Introduction to Applied Tree-based Models

Summary

Learn how to use tree-based models to solve complex supervised learning problems.

Description

In this course, you’ll learn how to solve complex supervised learning problems using tree-based models. First, we’ll explain how decision trees can be used to identify complex relationships in data. Then, we’ll show you how to develop a random forest model to build upon decision trees and improve model generalization. Finally, we’ll introduce you to various techniques that you can use to account for class imbalances in a dataset. Throughout the course, you’ll have the opportunity to practice concepts learned in hands-on labs.

Learning objectives

  • Describe how decision trees are used to solve supervised learning problems.

  • Identify complex relationships in data using decision trees.

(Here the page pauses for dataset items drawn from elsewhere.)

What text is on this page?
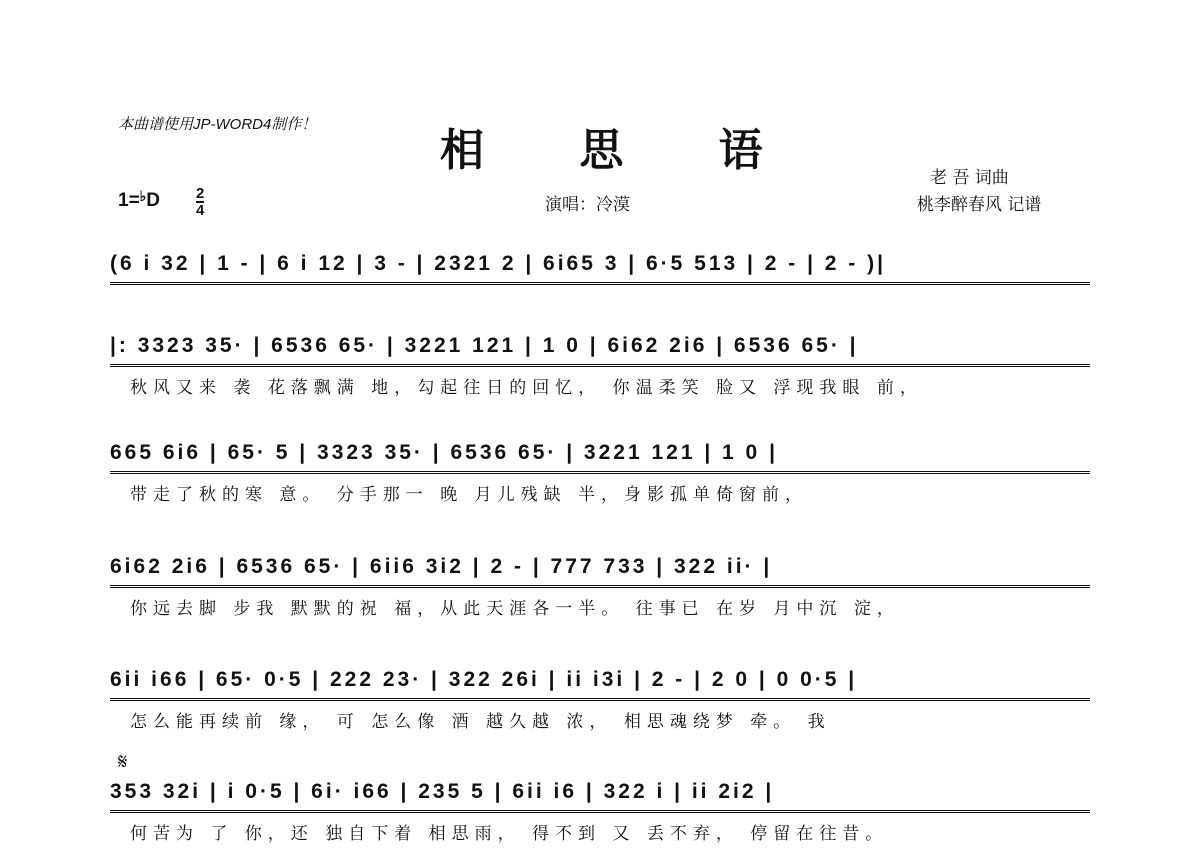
本曲谱使用JP-WORD4制作！
相 思 语
老 吾 词曲
演唱：冷漠	桃李醉春风 记谱
$1=^♭D \frac{2}{4}$
(6 i 32 | 1 - | 6 i 12 | 3 - | 2321 2 | 6i65 3 | 6·5 513 | 2 - | 2 - )|
|: 3323 35· | 6536 65· | 3221 121 | 1 0 | 6i62 2i6 | 6536 65· |
秋风又来 袭 花落飘满 地，勾起往日的回忆， 你温柔笑 脸又 浮现我眼 前，
665 6i6 | 65· 5 | 3323 35· | 6536 65· | 3221 121 | 1 0 |
带走了秋的寒 意。 分手那一 晚 月儿残缺 半，身影孤单倚窗前，
6i62 2i6 | 6536 65· | 6ii6 3i2 | 2 - | 777 733 | 322 ii· |
你远去脚 步我 默默的祝 福，从此天涯各一半。 往事已 在岁 月中沉 淀，
6ii i66 | 65· 0·5 | 222 23· | 322 26i | ii i3i | 2 - | 2 0 | 0 0·5 |
怎么能再续前 缘， 可 怎么像 酒 越久越 浓， 相思魂绕梦 牵。 我
𝄋
353 32i | i 0·5 | 6i· i66 | 235 5 | 6ii i6 | 322 i | ii 2i2 |
何苦为 了 你，还 独自下着 相思雨， 得不到 又 丢不弃， 停留在往昔。
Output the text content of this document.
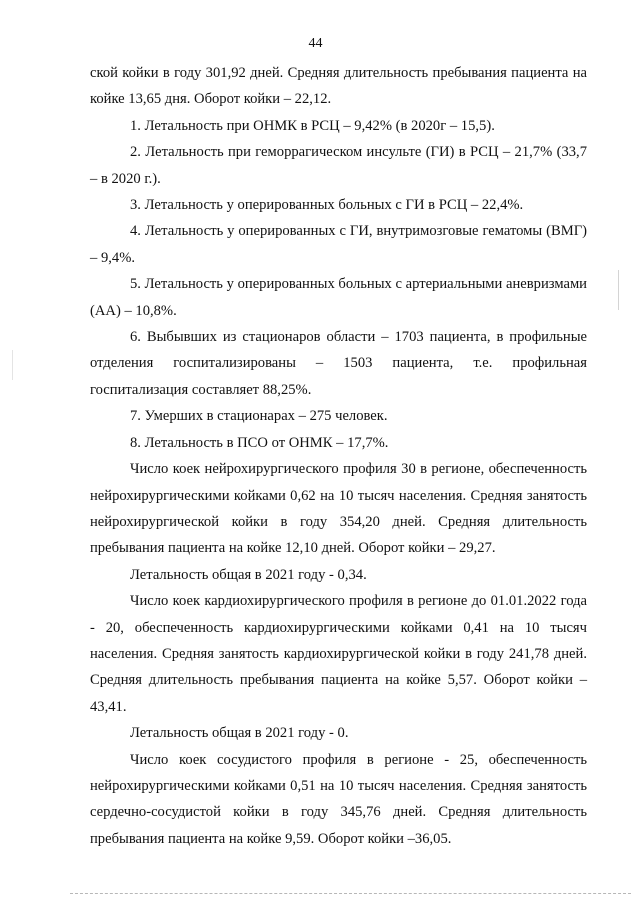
44

ской койки в году 301,92 дней. Средняя длительность пребывания пациента на койке 13,65 дня. Оборот койки – 22,12.

1. Летальность при ОНМК в РСЦ – 9,42% (в 2020г – 15,5).

2. Летальность при геморрагическом инсульте (ГИ) в РСЦ – 21,7% (33,7 – в 2020 г.).

3. Летальность у оперированных больных с ГИ в РСЦ – 22,4%.

4. Летальность у оперированных с ГИ, внутримозговые гематомы (ВМГ) – 9,4%.

5. Летальность у оперированных больных с артериальными аневризмами (АА) – 10,8%.

6. Выбывших из стационаров области – 1703 пациента, в профильные отделения госпитализированы – 1503 пациента, т.е. профильная госпитализация составляет 88,25%.

7. Умерших в стационарах – 275 человек.

8. Летальность в ПСО от ОНМК – 17,7%.

Число коек нейрохирургического профиля 30 в регионе, обеспеченность нейрохирургическими койками 0,62 на 10 тысяч населения. Средняя занятость нейрохирургической койки в году 354,20 дней. Средняя длительность пребывания пациента на койке 12,10 дней. Оборот койки – 29,27.

Летальность общая в 2021 году - 0,34.

Число коек кардиохирургического профиля в регионе до 01.01.2022 года - 20, обеспеченность кардиохирургическими койками 0,41 на 10 тысяч населения. Средняя занятость кардиохирургической койки в году 241,78 дней. Средняя длительность пребывания пациента на койке 5,57. Оборот койки – 43,41.

Летальность общая в 2021 году - 0.

Число коек сосудистого профиля в регионе - 25, обеспеченность нейрохирургическими койками 0,51 на 10 тысяч населения. Средняя занятость сердечно-сосудистой койки в году 345,76 дней. Средняя длительность пребывания пациента на койке 9,59. Оборот койки –36,05.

  • Develop a random forest model to build upon decision trees and improve model generalization.

  • Employ common techniques to account for class imbalances in a dataset.

Prerequisites

  • Intermediate level knowledge about machine learning/machine learning workflows (feature engineering and selection, applying tree-based models, etc.)

  • We recommend that you take the following courses prior to taking this course: Fundamentals of Machine Learning, Introduction to Feature Engineering and Selection with Databricks, Applied Unsupervised Learning with Databricks.

Learning path

  • This course is part of the Data Scientist learning path.

Proof of completion

  • Upon 80% completion of this course, you will receive a proof of completion.